Thanks for the clear specifications of the requirements, and the sample input and output.

"Each person must have at least 1 item." -- probably no extra code.

"Each person can have 0 or 1 active items only." -- GROUP BY person_id, then do the test in HAVING SUM(is_active = 'YES') <= 1.

"Get 1 record only for each person" -- The GROUP BY does that.

"Get the row with is_active = "YES" if person has an active item. If person doesn't have any active item, get 1 record (any record) of that person." -- This gets tricky. If there were only one person, something like this should work: ORDER BY is_active = 'YES' DESC LIMIT 1. But that does not work with grouping. More in a minute.

"Order result by person id DESC" -- This happens at the end.

Now it gets tricky because you need a "groupwise max". Let's try to get the item.id values rather than just the one id desired. Then work on getting the details for the 'first' id. And let's wait until the end to get the person.name; we can easily ignore it until then.

SELECT  id,
        GROUP_CONCAT(id ORDER BY is_active = 'YES' DESC) AS ids
    FROM  items
    GROUP BY  id
    HAVING  SUM(is_active = 'YES') <= 1
    ORDER BY id DESC

See if that gives you the correct set of rows (1 per person, ordered correctly) and the first id of ids is the desired item. Assuming all that works, let's finish by getting the other desired columns. (I will eliminate the redundant column in your sample output, and toss the ids.)

SELECT  p.id,
        p.name,
        IF(i.is_active = 'YES', i.name, '') AS item_name
    FROM (
            the-above-select
         ) AS x
    JOIN items AS i  ON i.id = SUBSTRING_INDEX(x.ids, ',', 1)
    JOIN persons AS p ON p.id = x.id
    ORDER BY p.id DESC

(There is, of course, a chance that I goofed. But that could come close.)

4
  • Nice try. Last query gives syntax error (although I replaced "the-above-select")..?
    – evilReiko
    Jan 24, 2018 at 5:50
  • Updated my question. See if you can help me with this.
    – evilReiko
    Jan 24, 2018 at 5:57
  • @evilReiko - Let's see the full text of the syntax error -- it will probably point exactly to the bad token.
    – Rick James
    Jan 25, 2018 at 2:15
  • Error Code: 1054. Unknown column p.person_id in field list. I replaced p.person_id with p.id, result came with item_name as empty column. Then I realized I had to fix "YEA" in your code with "YES". Works perfectly!
    – evilReiko
    Jan 25, 2018 at 5:40
1

Thanks to @RickJames for the answer and explanation. I'm posting this answer as future reference to myself and anyone else, which seems shorter/simpler and solves the issue:

SELECT 
p.*,
GROUP_CONCAT(IF(i.is_active="YES", i.name, '') SEPARATOR '') as item_name
FROM persons p
LEFT JOIN items i ON p.id = i.person_id
GROUP BY p.id
ORDER BY p.id DESC

Explanation: Since we have only one active item (is_active = "YES") per person, the line GROUP_CONCAT(IF(i.is_active="YES", i.name, '') SEPARATOR '') as item_name and the GROUP BY p.id will do the trick.
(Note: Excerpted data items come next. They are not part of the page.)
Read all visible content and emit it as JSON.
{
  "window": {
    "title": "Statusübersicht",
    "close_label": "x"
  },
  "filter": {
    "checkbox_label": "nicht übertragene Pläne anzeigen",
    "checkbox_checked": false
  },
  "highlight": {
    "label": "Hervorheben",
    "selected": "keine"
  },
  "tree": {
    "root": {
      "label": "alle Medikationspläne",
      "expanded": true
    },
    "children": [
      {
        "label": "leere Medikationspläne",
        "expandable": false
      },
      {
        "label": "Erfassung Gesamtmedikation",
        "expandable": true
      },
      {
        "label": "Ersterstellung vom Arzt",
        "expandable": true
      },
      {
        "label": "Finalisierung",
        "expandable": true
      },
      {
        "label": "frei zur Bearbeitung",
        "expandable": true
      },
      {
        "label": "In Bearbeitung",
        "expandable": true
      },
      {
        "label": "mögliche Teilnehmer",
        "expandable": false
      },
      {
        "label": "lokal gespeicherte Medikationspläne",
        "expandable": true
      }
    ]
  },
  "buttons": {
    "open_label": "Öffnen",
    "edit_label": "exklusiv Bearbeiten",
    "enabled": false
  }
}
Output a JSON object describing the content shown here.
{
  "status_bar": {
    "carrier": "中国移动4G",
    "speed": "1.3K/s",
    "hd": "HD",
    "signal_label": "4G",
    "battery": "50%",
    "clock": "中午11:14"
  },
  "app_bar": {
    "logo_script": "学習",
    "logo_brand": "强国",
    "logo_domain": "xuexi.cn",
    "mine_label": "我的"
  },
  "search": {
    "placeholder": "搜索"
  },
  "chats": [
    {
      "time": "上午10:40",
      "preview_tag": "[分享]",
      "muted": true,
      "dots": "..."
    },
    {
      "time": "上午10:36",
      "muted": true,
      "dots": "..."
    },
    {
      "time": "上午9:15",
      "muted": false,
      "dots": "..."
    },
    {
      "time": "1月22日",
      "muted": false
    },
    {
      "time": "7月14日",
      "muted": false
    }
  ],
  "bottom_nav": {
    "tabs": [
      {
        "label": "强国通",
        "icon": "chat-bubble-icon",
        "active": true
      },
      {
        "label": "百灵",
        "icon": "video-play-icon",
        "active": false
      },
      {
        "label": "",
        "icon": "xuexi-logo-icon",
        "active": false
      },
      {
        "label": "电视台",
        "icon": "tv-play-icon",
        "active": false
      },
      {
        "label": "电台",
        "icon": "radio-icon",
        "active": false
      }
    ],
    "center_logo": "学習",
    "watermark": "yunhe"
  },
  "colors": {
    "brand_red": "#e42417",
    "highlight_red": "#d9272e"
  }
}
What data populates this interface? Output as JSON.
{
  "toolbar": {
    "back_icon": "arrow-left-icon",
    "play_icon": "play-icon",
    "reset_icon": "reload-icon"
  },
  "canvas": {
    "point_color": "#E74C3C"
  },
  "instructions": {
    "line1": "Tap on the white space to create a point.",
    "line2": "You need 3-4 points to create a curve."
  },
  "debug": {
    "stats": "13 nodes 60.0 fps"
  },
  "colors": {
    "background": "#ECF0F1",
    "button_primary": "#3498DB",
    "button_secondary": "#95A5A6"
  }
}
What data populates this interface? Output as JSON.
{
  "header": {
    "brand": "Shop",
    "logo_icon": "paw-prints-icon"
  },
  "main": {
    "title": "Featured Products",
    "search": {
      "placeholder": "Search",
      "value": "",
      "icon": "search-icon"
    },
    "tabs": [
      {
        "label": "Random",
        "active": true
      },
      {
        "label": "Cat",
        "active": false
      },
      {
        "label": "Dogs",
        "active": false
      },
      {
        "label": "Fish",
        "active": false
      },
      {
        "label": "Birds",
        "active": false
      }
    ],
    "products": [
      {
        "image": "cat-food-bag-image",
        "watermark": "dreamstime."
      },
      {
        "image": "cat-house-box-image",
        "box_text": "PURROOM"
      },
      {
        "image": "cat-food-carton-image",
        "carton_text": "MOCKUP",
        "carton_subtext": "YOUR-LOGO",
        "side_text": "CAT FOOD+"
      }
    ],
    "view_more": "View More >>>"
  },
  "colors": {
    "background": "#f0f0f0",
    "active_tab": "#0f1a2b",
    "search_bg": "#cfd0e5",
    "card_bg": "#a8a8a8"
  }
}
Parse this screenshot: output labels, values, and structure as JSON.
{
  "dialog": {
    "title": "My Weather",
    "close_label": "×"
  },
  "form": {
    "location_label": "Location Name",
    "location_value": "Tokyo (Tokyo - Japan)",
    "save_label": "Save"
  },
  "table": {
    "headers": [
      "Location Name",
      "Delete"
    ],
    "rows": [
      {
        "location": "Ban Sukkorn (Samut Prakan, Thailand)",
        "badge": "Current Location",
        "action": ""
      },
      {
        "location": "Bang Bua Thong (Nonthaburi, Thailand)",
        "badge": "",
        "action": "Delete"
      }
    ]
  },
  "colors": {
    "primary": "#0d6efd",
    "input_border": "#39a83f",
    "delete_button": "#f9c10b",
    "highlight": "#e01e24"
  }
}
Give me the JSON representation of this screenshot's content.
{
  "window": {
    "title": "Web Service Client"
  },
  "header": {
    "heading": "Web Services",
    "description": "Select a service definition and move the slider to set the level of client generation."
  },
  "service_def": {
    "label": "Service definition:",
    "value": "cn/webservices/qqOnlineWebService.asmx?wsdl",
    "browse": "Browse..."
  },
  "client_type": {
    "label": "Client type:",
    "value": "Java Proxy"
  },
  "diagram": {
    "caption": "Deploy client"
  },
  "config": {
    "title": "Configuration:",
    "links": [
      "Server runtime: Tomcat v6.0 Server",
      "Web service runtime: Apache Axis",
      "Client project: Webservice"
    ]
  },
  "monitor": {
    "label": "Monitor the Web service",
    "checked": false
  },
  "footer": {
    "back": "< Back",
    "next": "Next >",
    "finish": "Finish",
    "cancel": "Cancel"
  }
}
  • GROUP_CONCAT(... SEPARATOR '') will combine all the person's item names in 1 new column (item_name). e.g. "claire" will have "dragonfruiteggplant" (separated by empty string that's why they're attached), but..
  • IF(i.is_active="YES", i.name, '') will append only the active item name, while inactive items will be appended as empty string (which means they will not show up), resulting in the desired output. e.g. "claire" will have "eggplant". "alice" don't have any active item, so she will get empty string.
  • GROUP BY p.id will make sure we get only 1 record per person.